Kemudian istri saya, Pauline, berlari-lari dari belakang menghampiri kami.

“Oh, Bob. Jangan Rex!”

Pandangan matanya menyusuri mata saya untuk mendapatkan berita yang akan meredakan ketakutannya.

“Pauline, aku tidak tahu apa yang dapat kita lakukan. Aku pikir aku akan merelakannya.”

“Oh, Ayah, tidak! Ayah tidak bisa begitu. Kami berdoa, tidakkah Ayah melihat? Yesus akan menyembuhkannya.”

Russel, anak sulung kami, memandang saya dengan tatapan memohon dari tempat ia berdiri di samping Rex.

Saya ingin mengatakan kepada mereka, “Orang saja bisa meninggal dalam kecelakaan. Kalian tidak bisa mengharapkan Allah untuk menyelamatkan seekor anjing.”

Tetapi saya tidak mampu menghentikan doa mereka.

Pauline berbisik kepada saya, “Bob, aku tahu ini jam sibuk lalu lintas, tetapi mari kita bawa dia ke perawatan hewan. Aku tidak ingin anak-anak berpikir engkau mengabaikannya.”

Pauline membawa mobil station wagon kami yang berwarna keemasan, dan saya berusaha sehati-hati mungkin mengangkat Rex. Ia menatap saya dengan tatapan kosong sambil berusaha menarik napas. Saya meletakkannya di belakang. Di situ empat orang anak kami masih dapat menumpangkan tangan di atasnya.

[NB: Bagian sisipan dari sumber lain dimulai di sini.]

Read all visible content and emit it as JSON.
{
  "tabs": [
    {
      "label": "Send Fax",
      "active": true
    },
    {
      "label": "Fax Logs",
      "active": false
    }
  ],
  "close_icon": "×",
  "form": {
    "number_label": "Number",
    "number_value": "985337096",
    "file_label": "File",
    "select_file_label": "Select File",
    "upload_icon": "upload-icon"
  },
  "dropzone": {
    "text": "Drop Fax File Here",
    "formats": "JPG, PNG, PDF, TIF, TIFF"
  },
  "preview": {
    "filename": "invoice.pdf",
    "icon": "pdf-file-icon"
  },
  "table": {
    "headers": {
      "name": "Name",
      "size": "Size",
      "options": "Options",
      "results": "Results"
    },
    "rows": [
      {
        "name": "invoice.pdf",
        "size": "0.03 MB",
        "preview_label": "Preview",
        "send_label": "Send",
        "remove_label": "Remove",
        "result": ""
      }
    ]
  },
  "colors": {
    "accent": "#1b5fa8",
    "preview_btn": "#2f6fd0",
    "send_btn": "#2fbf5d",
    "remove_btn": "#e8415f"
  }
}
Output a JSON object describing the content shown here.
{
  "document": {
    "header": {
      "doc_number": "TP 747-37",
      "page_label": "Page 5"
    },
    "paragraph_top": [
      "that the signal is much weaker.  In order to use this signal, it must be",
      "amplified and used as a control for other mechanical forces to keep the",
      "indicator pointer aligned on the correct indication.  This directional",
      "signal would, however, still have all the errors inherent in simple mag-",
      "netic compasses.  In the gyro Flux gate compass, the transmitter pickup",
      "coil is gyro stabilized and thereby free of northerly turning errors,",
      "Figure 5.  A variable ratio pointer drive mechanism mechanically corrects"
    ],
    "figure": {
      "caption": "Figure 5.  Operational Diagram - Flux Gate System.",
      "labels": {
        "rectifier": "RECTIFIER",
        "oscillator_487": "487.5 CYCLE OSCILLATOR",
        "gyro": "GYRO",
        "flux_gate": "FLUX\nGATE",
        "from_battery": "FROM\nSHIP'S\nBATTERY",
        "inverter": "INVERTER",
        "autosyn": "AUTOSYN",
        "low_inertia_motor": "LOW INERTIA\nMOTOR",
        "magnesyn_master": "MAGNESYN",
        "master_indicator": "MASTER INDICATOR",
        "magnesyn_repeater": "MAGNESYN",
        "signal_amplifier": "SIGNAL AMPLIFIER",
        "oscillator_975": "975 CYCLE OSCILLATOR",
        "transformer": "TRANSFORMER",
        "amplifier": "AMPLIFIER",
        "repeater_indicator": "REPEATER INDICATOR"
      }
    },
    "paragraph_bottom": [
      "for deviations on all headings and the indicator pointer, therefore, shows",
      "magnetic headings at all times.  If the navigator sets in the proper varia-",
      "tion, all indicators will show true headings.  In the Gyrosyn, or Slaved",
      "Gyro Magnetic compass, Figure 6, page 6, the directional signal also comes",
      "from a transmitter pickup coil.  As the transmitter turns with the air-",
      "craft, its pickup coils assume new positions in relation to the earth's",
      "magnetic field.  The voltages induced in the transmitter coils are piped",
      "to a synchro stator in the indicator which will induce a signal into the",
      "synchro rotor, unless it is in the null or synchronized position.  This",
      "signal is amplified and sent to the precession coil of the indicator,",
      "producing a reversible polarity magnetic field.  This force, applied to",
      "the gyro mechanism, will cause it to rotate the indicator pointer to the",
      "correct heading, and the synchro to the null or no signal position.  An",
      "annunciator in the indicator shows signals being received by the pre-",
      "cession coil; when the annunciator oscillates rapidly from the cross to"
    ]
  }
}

Sepertinya perjalanan panjang itu tidak ada habisnya, dan kekhawatiran saya semakin memuncak. Bagaimana saya dan Pauline akan menjelaskan kematian Rex kepada anak-anak? Ya Tuhan, bantulah kami untuk mengetahui apa yangperlu kami lakukan dan katakan, sehingga kami tidak menghancurkan iman anak-anak kami.

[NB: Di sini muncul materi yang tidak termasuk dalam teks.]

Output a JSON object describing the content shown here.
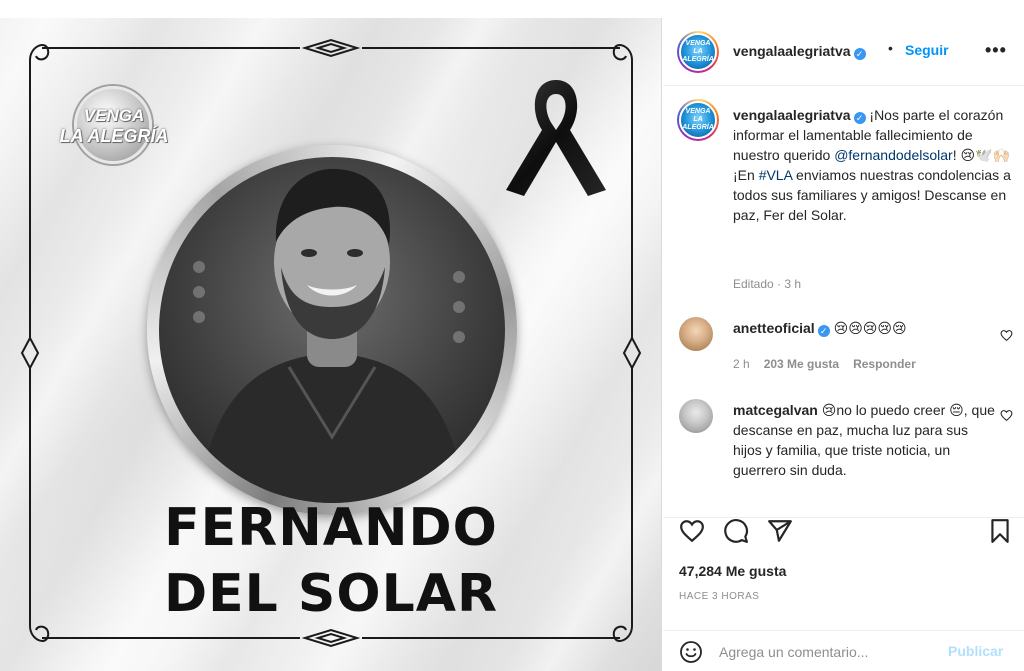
{
  "post_image": {
    "logo_line1": "VENGA",
    "logo_line2": "LA ALEGRÍA",
    "name_line1": "FERNANDO",
    "name_line2": "DEL SOLAR"
  },
  "header": {
    "username": "vengalaalegriatva",
    "follow_label": "Seguir",
    "more_label": "•••"
  },
  "caption": {
    "username": "vengalaalegriatva",
    "text_part1": "¡Nos parte el corazón informar el lamentable fallecimiento de nuestro querido ",
    "mention": "@fernandodelsolar",
    "text_part2": "! 😢🕊️🙌🏻",
    "text_part3": "¡En ",
    "hashtag": "#VLA",
    "text_part4": " enviamos nuestras condolencias a todos sus familiares y amigos! Descanse en paz, Fer del Solar.",
    "edited": "Editado · 3 h"
  },
  "comments": [
    {
      "username": "anetteoficial",
      "text": "😢😢😢😢😢",
      "time": "2 h",
      "likes": "203 Me gusta",
      "reply_label": "Responder"
    },
    {
      "username": "matcegalvan",
      "text": "😢no lo puedo creer 😔, que descanse en paz, mucha luz para sus hijos y familia, que triste noticia, un guerrero sin duda."
    }
  ],
  "actions": {
    "likes": "47,284 Me gusta",
    "time_ago": "HACE 3 HORAS",
    "comment_placeholder": "Agrega un comentario...",
    "publish_label": "Publicar"
  },
  "colors": {
    "link": "#00376b",
    "follow": "#0095f6",
    "publish_disabled": "#b2dffc",
    "verified": "#3897f0"
  }
}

Ketika kami sampai di kantor Dr. Macintosh, ia meletakkan Rex di meja baja tahan karat yang dingin di ruang periksanya. Anak-anak saya berdiri di belakang meja ketika dokter itu menekankan stetoskopnya di sana sini, dan menekan-nekan.

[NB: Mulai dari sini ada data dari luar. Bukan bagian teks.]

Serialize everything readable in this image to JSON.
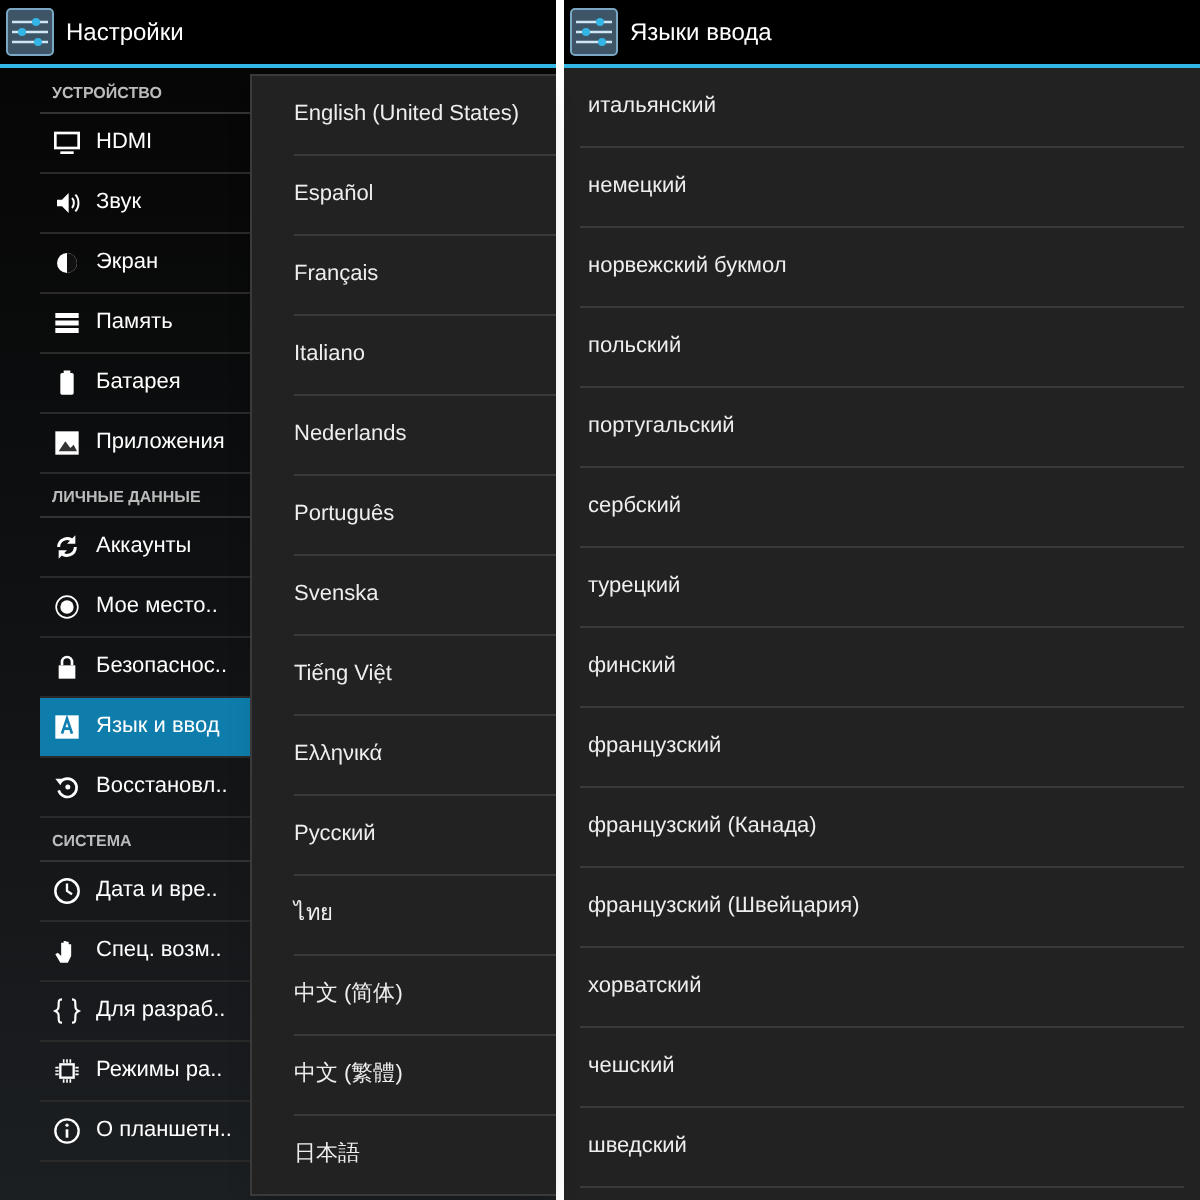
{
  "left": {
    "window": {
      "title": "Настройки"
    },
    "sidebar": {
      "sections": [
        {
          "header": "УСТРОЙСТВО",
          "items": [
            {
              "label": "HDMI",
              "selected": false
            },
            {
              "label": "Звук",
              "selected": false
            },
            {
              "label": "Экран",
              "selected": false
            },
            {
              "label": "Память",
              "selected": false
            },
            {
              "label": "Батарея",
              "selected": false
            },
            {
              "label": "Приложения",
              "selected": false
            }
          ]
        },
        {
          "header": "ЛИЧНЫЕ ДАННЫЕ",
          "items": [
            {
              "label": "Аккаунты",
              "selected": false
            },
            {
              "label": "Мое место..",
              "selected": false
            },
            {
              "label": "Безопаснос..",
              "selected": false
            },
            {
              "label": "Язык и ввод",
              "selected": true
            },
            {
              "label": "Восстановл..",
              "selected": false
            }
          ]
        },
        {
          "header": "СИСТЕМА",
          "items": [
            {
              "label": "Дата и вре..",
              "selected": false
            },
            {
              "label": "Спец. возм..",
              "selected": false
            },
            {
              "label": "Для разраб..",
              "selected": false
            },
            {
              "label": "Режимы ра..",
              "selected": false
            },
            {
              "label": "О планшетн..",
              "selected": false
            }
          ]
        }
      ]
    },
    "language_popup": {
      "items": [
        "English (United States)",
        "Español",
        "Français",
        "Italiano",
        "Nederlands",
        "Português",
        "Svenska",
        "Tiếng Việt",
        "Ελληνικά",
        "Русский",
        "ไทย",
        "中文 (简体)",
        "中文 (繁體)",
        "日本語"
      ]
    }
  },
  "right": {
    "window": {
      "title": "Языки ввода"
    },
    "list": {
      "items": [
        "итальянский",
        "немецкий",
        "норвежский букмол",
        "польский",
        "португальский",
        "сербский",
        "турецкий",
        "финский",
        "французский",
        "французский (Канада)",
        "французский (Швейцария)",
        "хорватский",
        "чешский",
        "шведский"
      ]
    }
  }
}
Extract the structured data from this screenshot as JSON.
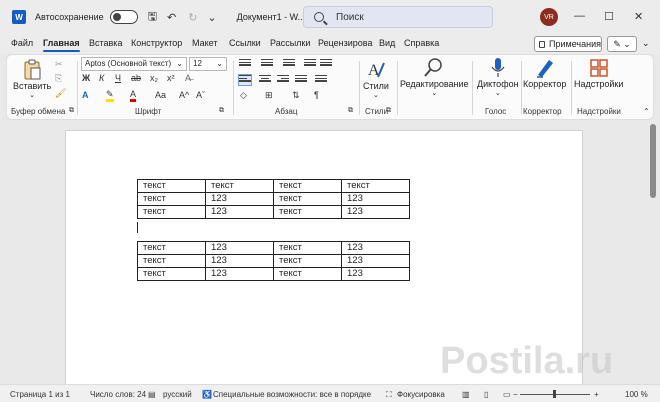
{
  "titlebar": {
    "app_icon": "W",
    "autosave_label": "Автосохранение",
    "undo_icon": "↶",
    "redo_icon": "↻",
    "more_icon": "⌄",
    "doc_title": "Документ1 - W...",
    "search_placeholder": "Поиск",
    "user_initials": "VR",
    "minimize": "—",
    "maximize": "☐",
    "close": "✕"
  },
  "tabs": [
    "Файл",
    "Главная",
    "Вставка",
    "Конструктор",
    "Макет",
    "Ссылки",
    "Рассылки",
    "Рецензирова",
    "Вид",
    "Справка"
  ],
  "active_tab": "Главная",
  "menubar_right": {
    "notes": "Примечания",
    "edit_icon": "✎ ⌄",
    "collapse_icon": "⌄"
  },
  "ribbon": {
    "clipboard": {
      "paste": "Вставить",
      "label": "Буфер обмена"
    },
    "font": {
      "font_name": "Aptos (Основной текст)",
      "font_size": "12",
      "bold": "Ж",
      "italic": "К",
      "underline": "Ч",
      "grow": "A^",
      "shrink": "Aˇ",
      "case": "Aa",
      "label": "Шрифт"
    },
    "paragraph": {
      "label": "Абзац",
      "pilcrow": "¶"
    },
    "styles": {
      "btn": "Стили",
      "label": "Стили"
    },
    "editing": {
      "btn": "Редактирование"
    },
    "voice": {
      "btn": "Диктофон",
      "label": "Голос"
    },
    "editor": {
      "btn": "Корректор",
      "label": "Корректор"
    },
    "addins": {
      "btn": "Надстройки",
      "label": "Надстройки"
    }
  },
  "tables": [
    [
      [
        "текст",
        "текст",
        "текст",
        "текст"
      ],
      [
        "текст",
        "123",
        "текст",
        "123"
      ],
      [
        "текст",
        "123",
        "текст",
        "123"
      ]
    ],
    [
      [
        "текст",
        "123",
        "текст",
        "123"
      ],
      [
        "текст",
        "123",
        "текст",
        "123"
      ],
      [
        "текст",
        "123",
        "текст",
        "123"
      ]
    ]
  ],
  "status": {
    "page": "Страница 1 из 1",
    "words": "Число слов: 24",
    "lang": "русский",
    "accessibility": "Специальные возможности: все в порядке",
    "focus": "Фокусировка",
    "zoom": "100 %",
    "zoom_minus": "−",
    "zoom_plus": "+"
  },
  "watermark": "Postila.ru"
}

Setelah memeriksa sebentar, Dokter mendongak, “Bob, keadaannya tidak bagus. Saya membutuhkan bantuan Anda untuk mendirikannya dengan hati-hati di atas kaki belakangnya. Jika ia tidak dapat bernapas, berarti diafragmanya patah dan saya tidak bisa berbuat apa-apa.”

Anak-anak bersama-sama menahan napas ketika Dr. Macintosh dan saya mengangkat Rex, tetapi mata anjing itu terbelalak dan rahang bawahnya turun ketika ia tersengal-sengal berusaha menarik napas. Kami segera membaring-kannya lagi. Dokter menggelengkan kepala.

“Saya akan memberinya obat tidur supaya ia dapat mati tanpa rasa sakit.”

Serempak keempat anak kami berkata, “Jangan, Ayah!”

“Jangan boleh!”

“Yesus akan menyembuhkannya.”

“Tolong, jangan diperbolehkan.”

Pak Dokter menggamit lengan saya dan menuntun saya keluar sehingga pembicaraan kami tidak akan terdengar. Sementara itu Pauline tetap tinggal di dalam dan berbicara dengan anak-anak. Saya tidak iri dengan usahanya untuk menjelaskan keadaan ini kepada anak-anak.

“Bob, saya lihat Anda menghadapi masalah. Kita coba saja begini, Rex biar di sini selama semalam. Kadang-kadang memang ada kuasa yang lebih besar daripada kuasa kita. Jika keadaannya tidak membaik, saya akan merawatnya besok pagi, oke?”

“Sepertinya itu ide yang baik.”

Saya tahu kami hanya me-nunda sesuatu yang tidak dapat dihindari. Malam itu anak-anak dapat dengan mudah diajak tidur. Mereka semua kelelahan, dan mereka masih bersemangat untuk mendoakan sahabat mereka yang sedang tidak ada di rumah. Saya dan Pauline berbaring tanpa dapat memejamkan mata, berusaha keras untuk mencari tahu bagaimana kami dapat menangani situasi ini.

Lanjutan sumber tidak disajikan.